緊急避妊(モーニングアフターピル)のリスクと副作用
緊急避妊(モーニングアフターピル)は、無防備な性行為後24時間以内に服用すれば妊娠を防げる薬です。プランBなどは合成ホルモンを一時的に大量投与し、排卵や受精、受精卵の子宮着床に必要なホルモンバランスを乱します。服用時期により、子宮内膜を妊娠しにくい状態にしたり、卵子の受精を阻害したりしますが、すべての女性に安全というわけではありません。
禁忌事項
- 乳がん、肝臓がん、性器がん、または過去に脳卒中・心筋梗塞・糖尿病・高血圧・片頭痛・腎臓・心血管疾患・てんかんの既往がある女性は使用しないでください。
- 出産後6週間未満、授乳中、または今後5日以内に性行為を予定している場合も避けるべきです。
重篤な副作用
- 激しい腕や脚の痛み・しびれ、強い頭痛、視力障害、息切れ、胸痛、激しい腹痛などはすぐに医師の診察を受けてください。
一般的な副作用
- 乳房の張り、むくみ、不規則出血、吐き気、頭痛、嘔吐などが数日続くことがあります。生命に関わるものではありませんが、不快感が続く場合は医療機関へ。
有効性
- 1か月に複数回使用すると効果が低下することが報告されています。服用後は吐き気予防のために食事をとると良いでしょう。
流産・子宮外妊娠のリスク
- 緊急避妊は既に成立した妊娠を中断させるものではありませんが、稀に流産様の出血や組織排出が見られることがあります。
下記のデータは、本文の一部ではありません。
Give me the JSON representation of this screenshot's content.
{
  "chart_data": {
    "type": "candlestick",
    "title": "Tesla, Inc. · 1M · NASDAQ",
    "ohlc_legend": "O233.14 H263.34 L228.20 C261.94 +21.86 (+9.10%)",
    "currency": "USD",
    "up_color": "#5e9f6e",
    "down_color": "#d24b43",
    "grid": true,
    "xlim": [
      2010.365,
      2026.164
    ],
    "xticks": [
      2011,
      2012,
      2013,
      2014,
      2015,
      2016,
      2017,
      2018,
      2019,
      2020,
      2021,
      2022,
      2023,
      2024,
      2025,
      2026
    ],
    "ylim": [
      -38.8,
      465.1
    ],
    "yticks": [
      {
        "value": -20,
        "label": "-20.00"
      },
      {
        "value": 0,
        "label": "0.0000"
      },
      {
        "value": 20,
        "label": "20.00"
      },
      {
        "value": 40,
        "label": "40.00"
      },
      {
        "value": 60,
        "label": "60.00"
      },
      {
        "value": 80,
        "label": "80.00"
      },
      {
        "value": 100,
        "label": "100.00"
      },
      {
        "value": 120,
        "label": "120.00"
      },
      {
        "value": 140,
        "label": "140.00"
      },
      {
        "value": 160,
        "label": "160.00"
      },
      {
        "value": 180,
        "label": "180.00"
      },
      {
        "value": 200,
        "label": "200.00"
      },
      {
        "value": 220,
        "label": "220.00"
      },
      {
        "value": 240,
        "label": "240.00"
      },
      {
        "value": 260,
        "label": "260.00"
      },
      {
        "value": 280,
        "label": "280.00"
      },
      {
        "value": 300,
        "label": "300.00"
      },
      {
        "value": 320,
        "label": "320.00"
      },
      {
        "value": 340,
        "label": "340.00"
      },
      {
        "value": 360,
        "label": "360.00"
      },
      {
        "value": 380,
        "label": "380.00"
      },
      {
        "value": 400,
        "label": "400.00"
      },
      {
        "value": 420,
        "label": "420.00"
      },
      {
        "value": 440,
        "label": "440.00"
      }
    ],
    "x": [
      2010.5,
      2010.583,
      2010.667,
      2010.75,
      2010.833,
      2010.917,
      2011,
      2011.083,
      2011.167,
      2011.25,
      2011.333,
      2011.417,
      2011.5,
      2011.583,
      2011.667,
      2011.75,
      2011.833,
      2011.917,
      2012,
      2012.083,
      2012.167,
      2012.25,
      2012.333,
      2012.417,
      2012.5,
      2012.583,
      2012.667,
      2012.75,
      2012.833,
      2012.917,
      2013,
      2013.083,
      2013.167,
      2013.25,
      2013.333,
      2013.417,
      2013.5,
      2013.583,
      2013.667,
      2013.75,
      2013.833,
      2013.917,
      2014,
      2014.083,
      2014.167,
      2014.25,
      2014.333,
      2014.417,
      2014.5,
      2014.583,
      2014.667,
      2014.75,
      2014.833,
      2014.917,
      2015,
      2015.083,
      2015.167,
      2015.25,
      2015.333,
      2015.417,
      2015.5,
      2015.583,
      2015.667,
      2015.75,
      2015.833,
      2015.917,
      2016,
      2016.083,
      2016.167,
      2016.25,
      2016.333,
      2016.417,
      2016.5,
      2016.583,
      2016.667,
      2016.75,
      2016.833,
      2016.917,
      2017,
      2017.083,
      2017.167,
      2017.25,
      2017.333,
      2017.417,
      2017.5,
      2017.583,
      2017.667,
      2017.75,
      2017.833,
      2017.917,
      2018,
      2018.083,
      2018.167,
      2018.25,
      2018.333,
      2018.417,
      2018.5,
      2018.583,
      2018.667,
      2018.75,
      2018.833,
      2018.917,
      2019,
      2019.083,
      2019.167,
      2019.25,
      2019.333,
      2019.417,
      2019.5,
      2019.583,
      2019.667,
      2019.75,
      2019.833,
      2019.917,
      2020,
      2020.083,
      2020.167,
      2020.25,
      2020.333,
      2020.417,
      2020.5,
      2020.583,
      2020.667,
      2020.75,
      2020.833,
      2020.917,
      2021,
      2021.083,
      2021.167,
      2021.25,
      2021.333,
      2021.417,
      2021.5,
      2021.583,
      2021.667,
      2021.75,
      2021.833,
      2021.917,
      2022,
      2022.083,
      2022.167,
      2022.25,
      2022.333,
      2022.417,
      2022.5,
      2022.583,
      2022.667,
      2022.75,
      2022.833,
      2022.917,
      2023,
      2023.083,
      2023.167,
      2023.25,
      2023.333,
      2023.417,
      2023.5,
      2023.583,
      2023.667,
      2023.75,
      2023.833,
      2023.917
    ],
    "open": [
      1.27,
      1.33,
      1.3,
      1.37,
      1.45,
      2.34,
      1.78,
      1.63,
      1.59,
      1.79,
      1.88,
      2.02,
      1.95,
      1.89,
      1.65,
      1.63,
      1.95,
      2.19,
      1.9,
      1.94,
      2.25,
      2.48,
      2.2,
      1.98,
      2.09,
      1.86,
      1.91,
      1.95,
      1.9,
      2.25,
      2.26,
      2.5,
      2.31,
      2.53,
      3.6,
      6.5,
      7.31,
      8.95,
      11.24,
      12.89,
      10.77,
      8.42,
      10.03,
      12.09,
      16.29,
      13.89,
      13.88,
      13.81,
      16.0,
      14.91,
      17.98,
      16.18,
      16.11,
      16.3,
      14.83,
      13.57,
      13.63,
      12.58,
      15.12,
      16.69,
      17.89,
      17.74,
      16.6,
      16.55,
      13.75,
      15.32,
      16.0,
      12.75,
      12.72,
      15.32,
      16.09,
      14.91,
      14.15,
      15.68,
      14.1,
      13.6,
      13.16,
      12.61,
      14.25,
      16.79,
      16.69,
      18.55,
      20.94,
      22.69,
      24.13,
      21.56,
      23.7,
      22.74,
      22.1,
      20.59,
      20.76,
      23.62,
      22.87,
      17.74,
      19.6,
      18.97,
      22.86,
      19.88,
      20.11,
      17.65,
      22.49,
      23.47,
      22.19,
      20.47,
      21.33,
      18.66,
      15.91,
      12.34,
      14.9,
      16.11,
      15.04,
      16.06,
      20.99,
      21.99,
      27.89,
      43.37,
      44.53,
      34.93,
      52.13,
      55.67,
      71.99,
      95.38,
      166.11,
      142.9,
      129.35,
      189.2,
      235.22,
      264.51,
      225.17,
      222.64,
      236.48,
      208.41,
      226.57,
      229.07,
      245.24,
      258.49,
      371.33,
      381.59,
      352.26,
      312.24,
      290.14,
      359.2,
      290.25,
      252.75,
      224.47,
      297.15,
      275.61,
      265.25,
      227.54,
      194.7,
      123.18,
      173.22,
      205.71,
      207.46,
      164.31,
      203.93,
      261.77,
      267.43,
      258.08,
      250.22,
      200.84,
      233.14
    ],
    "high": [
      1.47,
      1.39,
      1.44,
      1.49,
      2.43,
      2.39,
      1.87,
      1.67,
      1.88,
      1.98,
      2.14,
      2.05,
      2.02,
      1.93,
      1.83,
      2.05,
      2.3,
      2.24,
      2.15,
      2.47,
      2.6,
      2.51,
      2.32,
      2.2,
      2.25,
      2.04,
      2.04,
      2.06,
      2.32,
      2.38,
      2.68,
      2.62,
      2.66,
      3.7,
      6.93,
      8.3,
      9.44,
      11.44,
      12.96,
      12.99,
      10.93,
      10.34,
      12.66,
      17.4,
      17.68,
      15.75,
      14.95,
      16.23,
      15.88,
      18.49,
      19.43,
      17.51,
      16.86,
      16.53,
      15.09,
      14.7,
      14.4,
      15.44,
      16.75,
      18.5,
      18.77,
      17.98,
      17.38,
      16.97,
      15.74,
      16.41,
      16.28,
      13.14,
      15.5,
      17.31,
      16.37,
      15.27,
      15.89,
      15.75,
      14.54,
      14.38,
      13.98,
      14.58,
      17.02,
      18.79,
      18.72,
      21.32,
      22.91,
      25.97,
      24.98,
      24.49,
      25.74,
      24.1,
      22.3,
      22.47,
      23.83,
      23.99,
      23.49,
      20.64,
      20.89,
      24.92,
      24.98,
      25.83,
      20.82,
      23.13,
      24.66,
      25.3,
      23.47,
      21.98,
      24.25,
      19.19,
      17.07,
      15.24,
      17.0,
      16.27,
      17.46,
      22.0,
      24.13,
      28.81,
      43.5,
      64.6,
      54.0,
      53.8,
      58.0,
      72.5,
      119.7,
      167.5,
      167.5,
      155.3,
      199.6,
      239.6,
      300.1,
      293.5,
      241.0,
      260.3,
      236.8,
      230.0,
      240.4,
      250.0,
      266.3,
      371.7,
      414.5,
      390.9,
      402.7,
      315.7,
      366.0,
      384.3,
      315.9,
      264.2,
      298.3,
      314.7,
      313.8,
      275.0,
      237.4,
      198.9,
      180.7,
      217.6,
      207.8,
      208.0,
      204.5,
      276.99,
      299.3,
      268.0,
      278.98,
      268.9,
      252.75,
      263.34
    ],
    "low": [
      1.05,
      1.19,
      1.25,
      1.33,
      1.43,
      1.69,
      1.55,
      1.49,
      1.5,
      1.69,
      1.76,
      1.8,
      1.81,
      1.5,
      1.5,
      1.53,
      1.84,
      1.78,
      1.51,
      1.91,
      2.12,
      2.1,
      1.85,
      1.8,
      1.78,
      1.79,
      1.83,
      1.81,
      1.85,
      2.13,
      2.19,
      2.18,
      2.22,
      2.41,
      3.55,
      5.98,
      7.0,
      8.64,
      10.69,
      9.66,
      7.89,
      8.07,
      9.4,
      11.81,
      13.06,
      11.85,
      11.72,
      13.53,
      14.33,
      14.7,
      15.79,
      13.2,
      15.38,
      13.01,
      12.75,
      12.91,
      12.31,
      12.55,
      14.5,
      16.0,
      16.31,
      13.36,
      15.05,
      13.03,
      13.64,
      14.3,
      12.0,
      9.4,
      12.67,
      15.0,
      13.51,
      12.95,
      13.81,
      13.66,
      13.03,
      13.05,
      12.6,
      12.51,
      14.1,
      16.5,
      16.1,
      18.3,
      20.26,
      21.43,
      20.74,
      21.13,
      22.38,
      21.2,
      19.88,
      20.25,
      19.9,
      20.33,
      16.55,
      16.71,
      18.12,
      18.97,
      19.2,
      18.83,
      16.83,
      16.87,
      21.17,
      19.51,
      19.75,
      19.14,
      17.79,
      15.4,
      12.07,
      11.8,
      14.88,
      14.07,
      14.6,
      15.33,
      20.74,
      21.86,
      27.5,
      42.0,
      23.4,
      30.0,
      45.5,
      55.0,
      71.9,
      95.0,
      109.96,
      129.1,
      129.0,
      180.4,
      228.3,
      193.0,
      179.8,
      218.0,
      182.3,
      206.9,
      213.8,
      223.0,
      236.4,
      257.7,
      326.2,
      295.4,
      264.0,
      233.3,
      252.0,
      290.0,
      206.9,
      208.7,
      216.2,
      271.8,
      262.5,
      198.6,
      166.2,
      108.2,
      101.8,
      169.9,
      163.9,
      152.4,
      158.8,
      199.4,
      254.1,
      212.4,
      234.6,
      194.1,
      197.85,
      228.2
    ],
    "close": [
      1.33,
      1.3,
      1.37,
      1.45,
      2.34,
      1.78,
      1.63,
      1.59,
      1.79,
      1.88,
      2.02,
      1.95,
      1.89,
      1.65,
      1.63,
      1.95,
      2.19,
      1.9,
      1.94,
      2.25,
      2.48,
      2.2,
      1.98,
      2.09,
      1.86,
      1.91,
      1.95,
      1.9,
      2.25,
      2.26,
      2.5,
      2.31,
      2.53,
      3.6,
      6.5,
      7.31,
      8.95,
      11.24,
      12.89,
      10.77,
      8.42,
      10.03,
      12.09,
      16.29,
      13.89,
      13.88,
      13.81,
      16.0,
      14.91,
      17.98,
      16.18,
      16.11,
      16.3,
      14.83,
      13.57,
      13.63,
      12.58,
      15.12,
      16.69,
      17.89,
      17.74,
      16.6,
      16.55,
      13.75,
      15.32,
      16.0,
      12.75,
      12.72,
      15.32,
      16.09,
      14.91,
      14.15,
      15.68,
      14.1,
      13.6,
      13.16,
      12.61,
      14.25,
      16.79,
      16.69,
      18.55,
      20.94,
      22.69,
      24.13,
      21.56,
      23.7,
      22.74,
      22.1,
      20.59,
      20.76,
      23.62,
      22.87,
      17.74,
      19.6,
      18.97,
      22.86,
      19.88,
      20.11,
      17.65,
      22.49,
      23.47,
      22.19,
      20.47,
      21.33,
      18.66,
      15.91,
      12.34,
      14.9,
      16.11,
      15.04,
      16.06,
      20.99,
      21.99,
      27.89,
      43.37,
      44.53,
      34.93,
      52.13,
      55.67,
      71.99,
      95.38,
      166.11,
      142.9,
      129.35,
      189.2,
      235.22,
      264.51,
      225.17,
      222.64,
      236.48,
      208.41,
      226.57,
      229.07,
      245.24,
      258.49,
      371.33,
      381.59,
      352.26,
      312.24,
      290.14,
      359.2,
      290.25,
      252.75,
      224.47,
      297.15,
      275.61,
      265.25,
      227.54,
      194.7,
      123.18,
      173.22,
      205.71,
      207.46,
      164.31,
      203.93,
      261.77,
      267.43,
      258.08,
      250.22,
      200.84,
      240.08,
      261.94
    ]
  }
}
- 子宮外妊娠は卵管内で起こるため、緊急避妊の効果範囲外です。片側の下腹部に強い疼痛や出血、めまいを伴う場合は直ちに受診してください。
思春期の使用に関する懸念
- 一部団体は、思春期の女性が緊急避妊を使用すると性病の増加やうつ、体重増加、胆嚢疾患、高血圧、卵巣嚢胞拡大、呼吸器障害のリスクが高まると指摘しています。
- また、子宮外妊娠の症状を親に伝えられず診断が遅れる危険性も指摘されています。若年層でも使用前に医師と十分に相談することが重要です。